Virus‐like particles (VLPs) constitute a powerful and flexible platform that harness the immunogenicity of viruses without compromising on safety as VLPs cannot infect nor replicate due to the absence of the viral genetic material (DNA or RNA). The use of multivalent antigen display involving complex structures such as VLPs is one method of enhancing immune responses against weak immunogens. Antigen display on the surface of VLPs improves immunogenicity compared to soluble proteins.

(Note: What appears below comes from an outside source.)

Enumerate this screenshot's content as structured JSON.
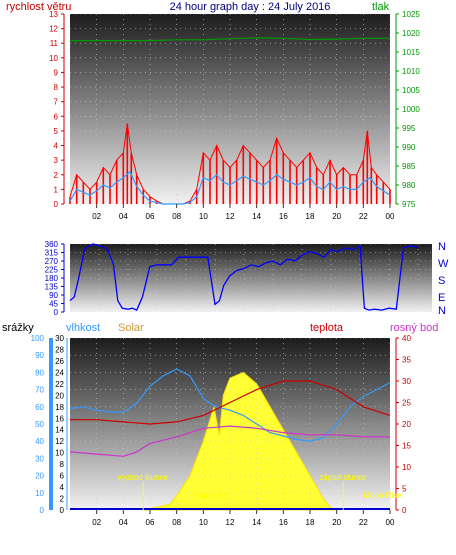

In recent years, cancer immunotherapy with checkpoint inhibitors has achieved remarkable clinical outcomes in patients with advanced stages of cancer. Additionally, tumor-associated antigens and tumor-specific antigens provide an opportunity for tumor detection and destruction by the immune system. However, cancer cells have adopted several strategies to evade immune recognition, leading to a state of tumor tolerance. Biological response modifiers (such as vaccines) have the potential to fight cancer and can be used to break tumor tolerance. The vaccine must deliver a large number of selected cancer antigens to promote B cell and DC activation and antigen presentation to T cells. Antitumor immunity and local microenvironment can be strongly modulated by VLPs. With the VLP platform, it can target solid tumors or cancer stem cells (CSCs) with the potential to be used as prophylactic or therapeutic cancer vaccines, alone or in combination with chemotherapy, checkpoint inhibitors, or future therapies.
VLPs activate dendritic cells (DCs) through their interaction with pattern recognition receptors (PRRs). VLPs can attach and penetrate host cells because they conserve receptor binding sites. After immunization with VLP-based vaccines, VLP and adjuvant are recognized and internalized by DCs, inducing the release of pro-inflammatory cytokines to recruit more antigen-presenting cells (APCs) which later prompt an adaptive immune response. VLPs displaying antigenic epitopes or complete surface antigens can break B cell self-tolerance to induce therapeutic a tumor-specific B cell response.